POTASH MINE OF TEXAS GULF, INC. at Potash, as viewed from a boat. High cliffs on right are Wingate Sandstone capped by Kayenta Formation and underlain by slopes of Chinle and Moenkopi Formations. (Fig. 70)

EVAPORATION PONDS, used to separate potash from common salt, viewed from jeep trail. Black borders are parts of plastic membranes covering bottoms of ponds. Crest of Cane Creek anticline and La Sal Mountains in right background. (Fig. 71)

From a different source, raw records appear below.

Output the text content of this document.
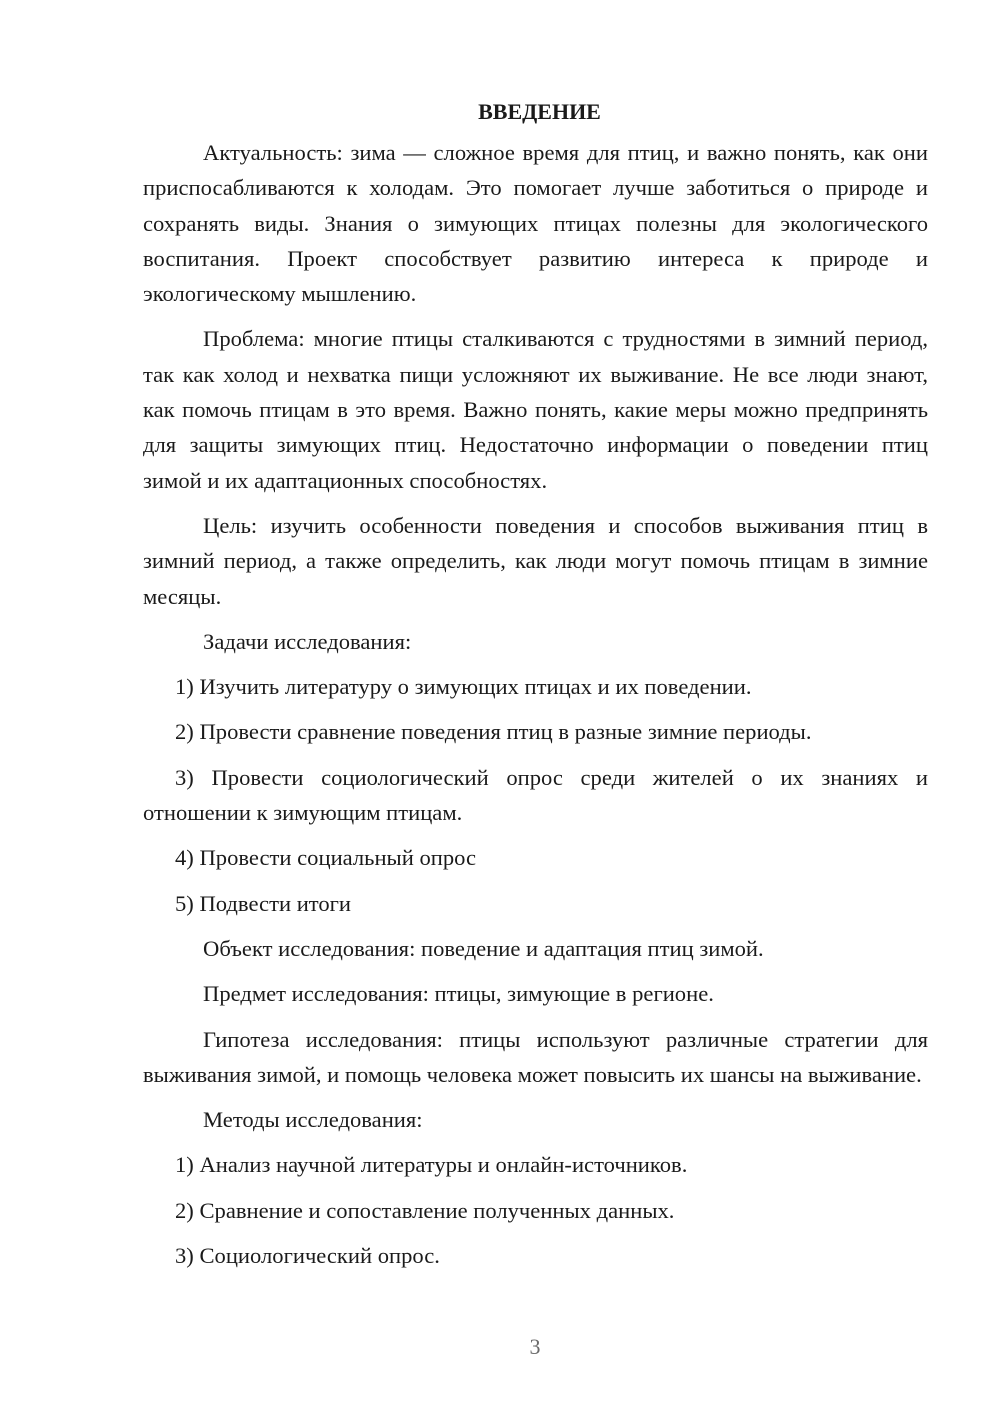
ВВЕДЕНИЕ

Актуальность: зима — сложное время для птиц, и важно понять, как они приспосабливаются к холодам. Это помогает лучше заботиться о природе и сохранять виды. Знания о зимующих птицах полезны для экологического воспитания. Проект способствует развитию интереса к природе и экологическому мышлению.

Проблема: многие птицы сталкиваются с трудностями в зимний период, так как холод и нехватка пищи усложняют их выживание. Не все люди знают, как помочь птицам в это время. Важно понять, какие меры можно предпринять для защиты зимующих птиц. Недостаточно информации о поведении птиц зимой и их адаптационных способностях.

Цель: изучить особенности поведения и способов выживания птиц в зимний период, а также определить, как люди могут помочь птицам в зимние месяцы.

Задачи исследования:

1) Изучить литературу о зимующих птицах и их поведении.

2) Провести сравнение поведения птиц в разные зимние периоды.

3) Провести социологический опрос среди жителей о их знаниях и отношении к зимующим птицам.

4) Провести социальный опрос

5) Подвести итоги

Объект исследования: поведение и адаптация птиц зимой.

Предмет исследования: птицы, зимующие в регионе.

Гипотеза исследования: птицы используют различные стратегии для выживания зимой, и помощь человека может повысить их шансы на выживание.

Методы исследования:

1) Анализ научной литературы и онлайн-источников.

2) Сравнение и сопоставление полученных данных.

3) Социологический опрос.

3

Across the river east from Potash is Jackson Hole, a large rincon. Since abandonment, which shortened the river by about 3½ miles, the river has cut its channel nearly 200 feet deeper. It is comparable in size to the large rincon along Green River below Bowknot Bend ([p. 90]) but probably is somewhat younger. Both rincons may be as old as late Tertiary ([fig. 80]). Just below Potash we cross the axis of the huge Cane Creek anticline ([fig. 31]) and also leave Grand County to enter San Juan County. A mile east of this point, high on the canyon wall, is the School Section 13 uranium mine, which has yielded considerable ore and is expected to resume production sometime during 1973. It can be seen from the river or the trail, and some of the tailings are visible on the left flank of the anticline in [figure 13].

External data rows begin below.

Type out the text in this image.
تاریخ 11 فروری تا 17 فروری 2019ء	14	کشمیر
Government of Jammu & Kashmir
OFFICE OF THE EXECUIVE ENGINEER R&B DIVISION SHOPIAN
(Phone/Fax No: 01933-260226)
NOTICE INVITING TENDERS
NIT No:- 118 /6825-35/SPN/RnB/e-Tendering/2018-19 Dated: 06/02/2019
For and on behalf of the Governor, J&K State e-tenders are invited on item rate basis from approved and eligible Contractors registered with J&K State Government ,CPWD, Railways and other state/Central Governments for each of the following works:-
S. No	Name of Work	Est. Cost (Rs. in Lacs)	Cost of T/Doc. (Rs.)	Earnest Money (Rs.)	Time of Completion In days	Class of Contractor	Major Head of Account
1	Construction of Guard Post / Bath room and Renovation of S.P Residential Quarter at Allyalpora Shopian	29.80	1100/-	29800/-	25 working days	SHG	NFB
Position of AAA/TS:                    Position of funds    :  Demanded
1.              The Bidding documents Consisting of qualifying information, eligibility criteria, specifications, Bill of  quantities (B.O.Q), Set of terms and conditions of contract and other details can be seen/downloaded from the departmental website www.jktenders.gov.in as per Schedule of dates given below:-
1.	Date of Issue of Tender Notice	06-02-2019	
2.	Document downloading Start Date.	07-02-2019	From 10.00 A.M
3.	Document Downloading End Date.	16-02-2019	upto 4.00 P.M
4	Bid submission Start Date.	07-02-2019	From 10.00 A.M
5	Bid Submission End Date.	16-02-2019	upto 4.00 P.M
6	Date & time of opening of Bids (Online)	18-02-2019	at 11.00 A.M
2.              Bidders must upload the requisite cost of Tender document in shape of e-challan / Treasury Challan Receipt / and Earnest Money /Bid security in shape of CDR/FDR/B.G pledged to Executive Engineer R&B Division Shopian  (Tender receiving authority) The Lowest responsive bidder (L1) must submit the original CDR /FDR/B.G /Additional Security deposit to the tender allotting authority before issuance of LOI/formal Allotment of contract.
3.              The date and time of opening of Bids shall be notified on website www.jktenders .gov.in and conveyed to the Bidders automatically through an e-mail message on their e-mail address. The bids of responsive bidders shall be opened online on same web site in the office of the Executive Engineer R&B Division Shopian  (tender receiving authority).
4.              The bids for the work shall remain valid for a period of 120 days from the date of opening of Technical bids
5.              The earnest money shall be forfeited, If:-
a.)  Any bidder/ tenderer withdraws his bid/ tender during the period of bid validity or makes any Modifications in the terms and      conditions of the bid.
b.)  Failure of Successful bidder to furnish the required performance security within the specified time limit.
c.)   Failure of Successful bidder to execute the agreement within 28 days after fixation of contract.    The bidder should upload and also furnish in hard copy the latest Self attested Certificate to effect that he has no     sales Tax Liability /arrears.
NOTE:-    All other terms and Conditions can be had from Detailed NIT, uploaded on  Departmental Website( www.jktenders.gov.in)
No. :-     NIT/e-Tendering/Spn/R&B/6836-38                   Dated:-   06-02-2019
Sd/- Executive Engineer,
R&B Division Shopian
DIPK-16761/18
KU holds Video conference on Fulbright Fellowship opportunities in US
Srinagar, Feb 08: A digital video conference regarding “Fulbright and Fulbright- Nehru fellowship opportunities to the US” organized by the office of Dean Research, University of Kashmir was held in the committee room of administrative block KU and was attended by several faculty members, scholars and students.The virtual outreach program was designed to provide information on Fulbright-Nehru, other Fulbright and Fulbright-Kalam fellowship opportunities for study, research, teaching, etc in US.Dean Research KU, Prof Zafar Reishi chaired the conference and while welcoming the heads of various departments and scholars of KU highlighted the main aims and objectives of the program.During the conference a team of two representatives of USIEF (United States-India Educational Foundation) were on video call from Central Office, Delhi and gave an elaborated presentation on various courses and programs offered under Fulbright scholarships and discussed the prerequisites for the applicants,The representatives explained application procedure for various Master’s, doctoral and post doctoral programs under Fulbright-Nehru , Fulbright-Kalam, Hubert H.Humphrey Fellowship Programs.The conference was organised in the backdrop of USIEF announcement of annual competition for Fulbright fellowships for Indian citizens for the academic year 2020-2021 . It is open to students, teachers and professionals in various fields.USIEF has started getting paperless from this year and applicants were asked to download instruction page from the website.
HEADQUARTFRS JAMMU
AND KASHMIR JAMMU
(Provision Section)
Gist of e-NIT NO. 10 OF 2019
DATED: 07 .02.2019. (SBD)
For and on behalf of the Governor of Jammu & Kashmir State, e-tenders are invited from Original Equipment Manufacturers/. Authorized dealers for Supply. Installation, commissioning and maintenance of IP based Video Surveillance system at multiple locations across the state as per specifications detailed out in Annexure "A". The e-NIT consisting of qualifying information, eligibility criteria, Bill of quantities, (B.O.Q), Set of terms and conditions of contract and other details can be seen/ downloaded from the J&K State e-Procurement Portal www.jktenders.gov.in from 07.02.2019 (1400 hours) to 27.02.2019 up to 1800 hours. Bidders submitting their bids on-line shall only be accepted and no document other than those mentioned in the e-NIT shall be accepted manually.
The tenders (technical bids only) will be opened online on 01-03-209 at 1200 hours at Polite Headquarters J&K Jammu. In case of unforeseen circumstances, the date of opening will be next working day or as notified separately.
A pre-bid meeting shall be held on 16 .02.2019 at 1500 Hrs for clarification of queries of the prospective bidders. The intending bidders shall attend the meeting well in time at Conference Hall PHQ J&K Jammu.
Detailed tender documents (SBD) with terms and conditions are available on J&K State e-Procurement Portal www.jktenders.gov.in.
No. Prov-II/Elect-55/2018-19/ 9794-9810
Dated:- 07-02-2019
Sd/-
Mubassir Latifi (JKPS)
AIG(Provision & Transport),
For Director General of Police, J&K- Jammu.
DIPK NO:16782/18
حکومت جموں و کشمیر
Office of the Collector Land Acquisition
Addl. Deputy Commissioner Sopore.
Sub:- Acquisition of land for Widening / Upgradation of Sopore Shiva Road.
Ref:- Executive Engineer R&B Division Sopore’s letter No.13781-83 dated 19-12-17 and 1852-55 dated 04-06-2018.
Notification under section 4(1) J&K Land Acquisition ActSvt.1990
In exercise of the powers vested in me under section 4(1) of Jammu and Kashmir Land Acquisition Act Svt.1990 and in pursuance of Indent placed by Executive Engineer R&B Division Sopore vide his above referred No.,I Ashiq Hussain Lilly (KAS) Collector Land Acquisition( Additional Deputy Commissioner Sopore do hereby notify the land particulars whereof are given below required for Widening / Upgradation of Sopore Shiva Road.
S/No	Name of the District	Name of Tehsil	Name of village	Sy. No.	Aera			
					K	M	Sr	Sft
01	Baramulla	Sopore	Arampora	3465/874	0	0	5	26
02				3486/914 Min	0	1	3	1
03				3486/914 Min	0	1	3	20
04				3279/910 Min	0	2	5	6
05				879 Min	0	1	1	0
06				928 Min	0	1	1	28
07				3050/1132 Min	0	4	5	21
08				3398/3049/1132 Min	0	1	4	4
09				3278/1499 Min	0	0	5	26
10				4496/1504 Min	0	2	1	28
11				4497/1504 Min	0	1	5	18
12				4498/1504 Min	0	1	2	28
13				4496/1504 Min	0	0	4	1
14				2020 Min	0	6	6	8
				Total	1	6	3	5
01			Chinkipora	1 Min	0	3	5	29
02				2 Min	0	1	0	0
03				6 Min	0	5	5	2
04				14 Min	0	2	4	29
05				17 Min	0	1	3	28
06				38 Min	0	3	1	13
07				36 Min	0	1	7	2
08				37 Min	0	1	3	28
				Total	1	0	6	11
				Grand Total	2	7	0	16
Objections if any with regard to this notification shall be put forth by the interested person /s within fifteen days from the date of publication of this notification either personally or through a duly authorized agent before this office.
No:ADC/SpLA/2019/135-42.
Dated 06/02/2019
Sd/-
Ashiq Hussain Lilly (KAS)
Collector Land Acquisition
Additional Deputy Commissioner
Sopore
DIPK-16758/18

Voyagers who cross the axis of the Cane Creek anticline may observe on the right-hand (west) bank a protruding oil-well casing, some drill bits, and several shacks—all that remain of the Frank Shafer No. 1 oil test started during the winter of 1924-25 and completed by the Midwest Exploration Co. (Baker, 1933, p. 81). As described by Maxine Newell (U.S. Natl. Park Service, written commun., 1970),

The well blew in in December 1925, caught fire, and spewed burning oil 300 feet into the air. * * * The local Times-Independent newspaper called it “Mother Nature’s Christmas Gift to Grand County.” The gusher burned down the rig, a barge of equipment, and it took three months to get it under control. Then it didn’t produce.

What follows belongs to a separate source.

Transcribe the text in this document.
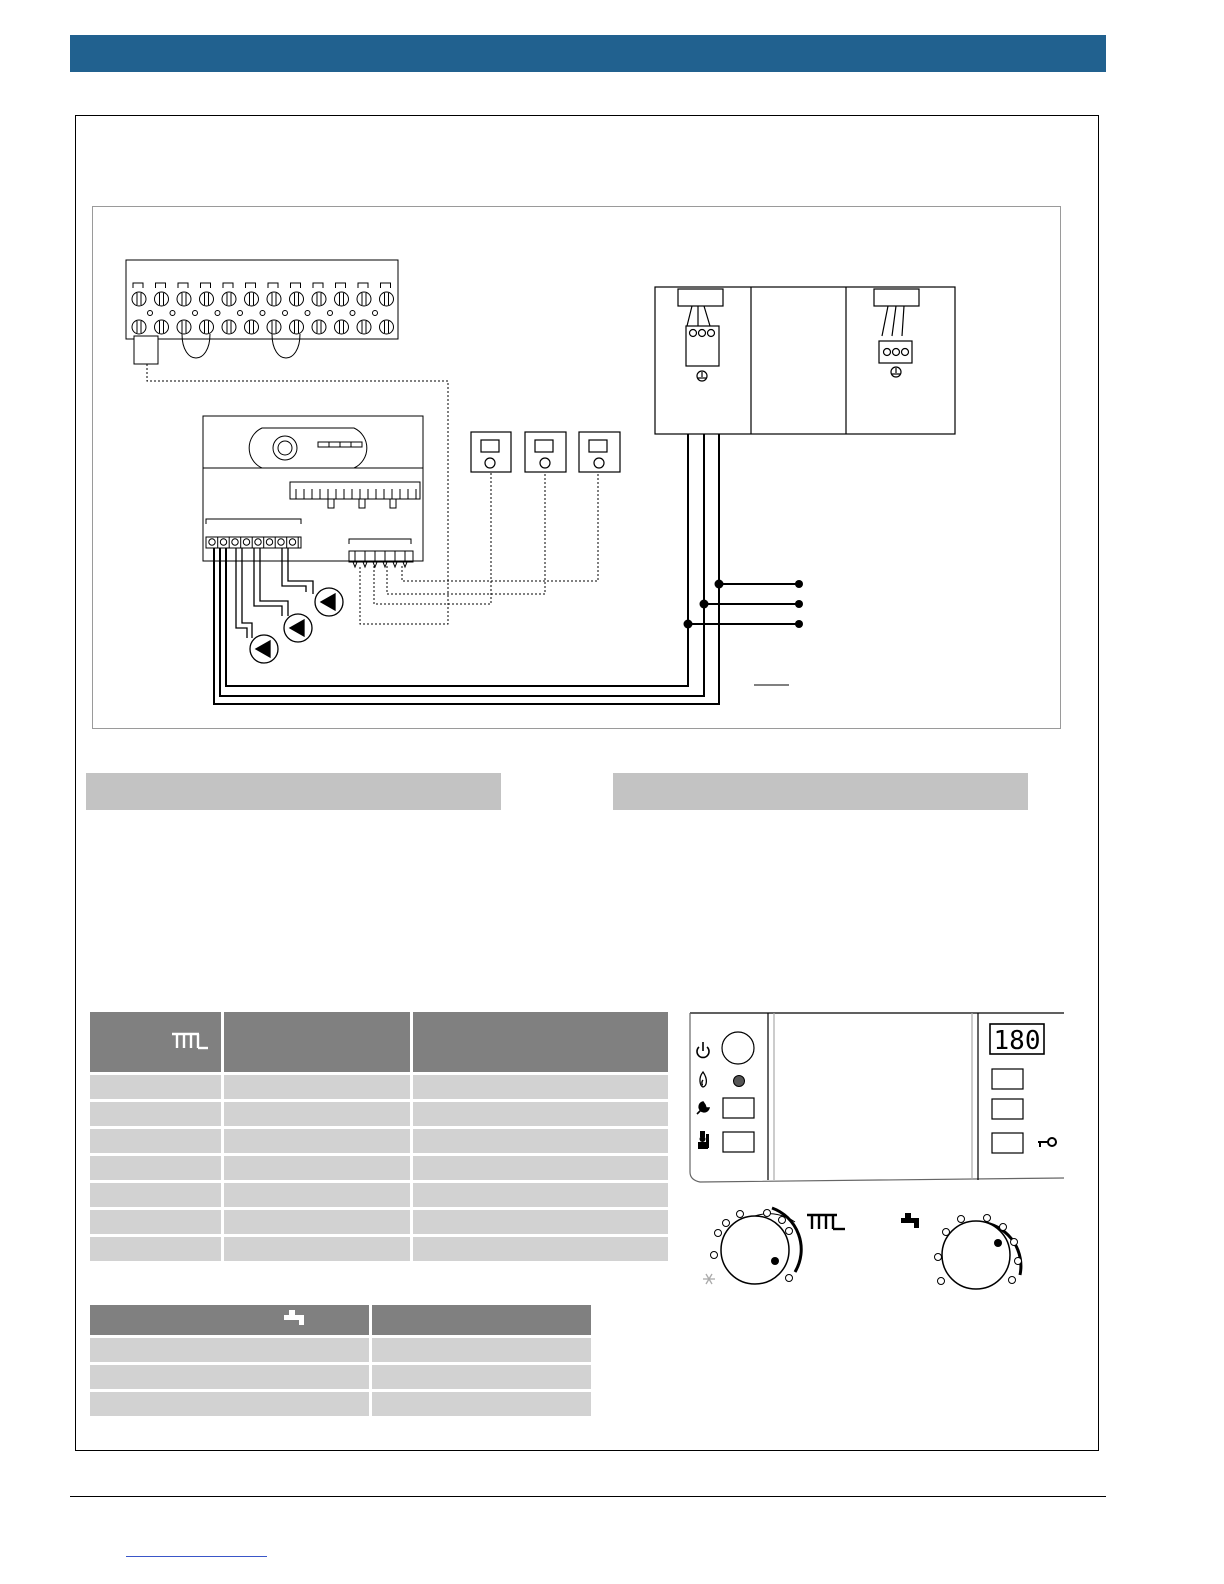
180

Various 1925 and 1926 issues of the Moab Times-Independent reported that despite many efforts to plug the well, it continued to flow from 1,000 to several thousand barrels of oil per day for 6 months or more, all of which floated down the river. The last blowout occurred in 1937, after which the well was plugged with an additional 180 tons of cement.